Basically: direct game works under a combination the following circumstances,
1) you're good looking
2) you have a good reputation
3) you have social value (socially proofed, accomplished in some impressive way)
4) the girl is already attracted to you (was checking you out, her friends were commenting about you in a positive way)
If these statement hold true, you can run direct game. But people who face 95% rejection rates are generally people who: 1) are not good-looking, and we can't all win in the gene pool, 2) approaching women who have no prior knowledge of them and feel instantly uncomfortable with the seduction, 3) not conveying status the way they should be. Usually its a good combination of all 3.
So. Word to the wise: if a girl finds you attractive already, and you feel you could skip on openers / etc and run direct game, then run direct game, but if she's the hot girl in the club, hasn't laid eyes on you yet, and you aren't hot enough / whatever enough to instantly have equal social status to her the moment you approach and make your impression, then direct game won't work for you.
Its all about the right tools for the right people, trying to Direct Game every girl you meet is just dumb. Even naturals who I'm friends with and would identify with direct game have a few safety nets: 1) they don't show too much attraction, if a girl rejects them, they don't let people see it, they coax it into smooth social interaction, 2) they direct game women who they know they can get. They don't make fools out of themselves by spitting game at a girl who doesn't know them and won't have a positive initial view of their status.

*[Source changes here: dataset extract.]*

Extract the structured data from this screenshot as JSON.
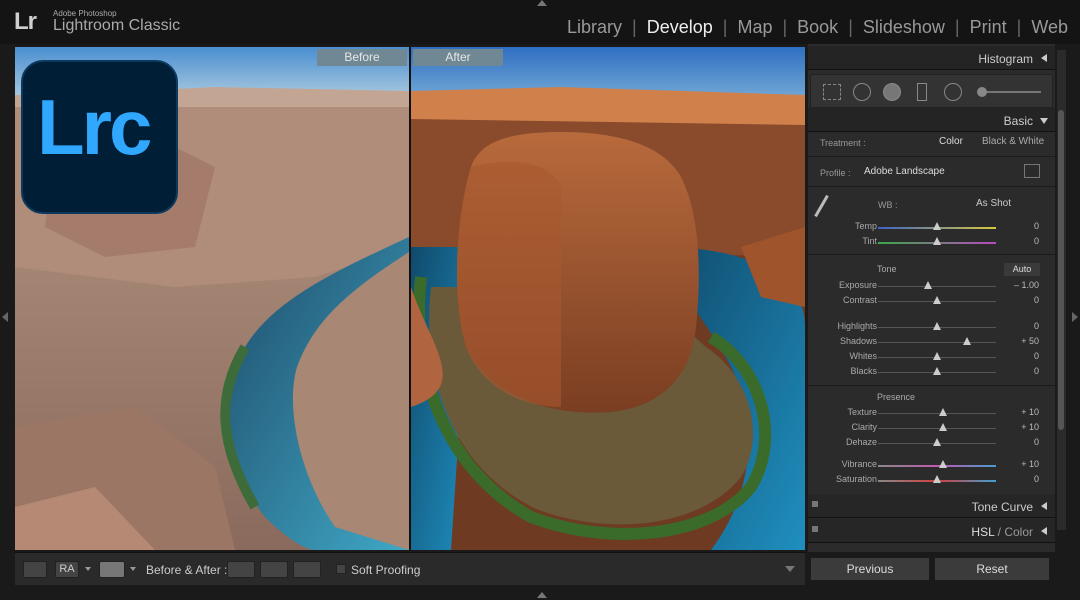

To direct game, you need to have your **** together. Women will pick up on status clues quickly, you can either indirectly hint your status to her with different gambits, or quickly convey them with direct game, if you're running direct game on an attractive girl who doesn't know anything about you and you seem like you don't have your stuff together, you're not physically attractive, and you don't seem to have that much social status, then it just won't work (word to the wise: social status is more than body language, body language is something that gives you away when you **** up, you need actions to show status, a confident pose has less value then a normal pose sitting next to an attractive woman).
Direct Game requires women to quickly see you're attractive to let you game them, indirect game is for when women won't quickly see you as attractive, i.e., you're not they're type / not the best looking man in town / not part of their closed social circle, and so you do work to become attractive, and then transition into directish game. If you're not good-looking and high status, direct won't work for you. Get your **** in order, start working out, get a healthy tan, get a job, dress better, build a good and active social circle, and slowly you'll convey your status much better than working on your body language.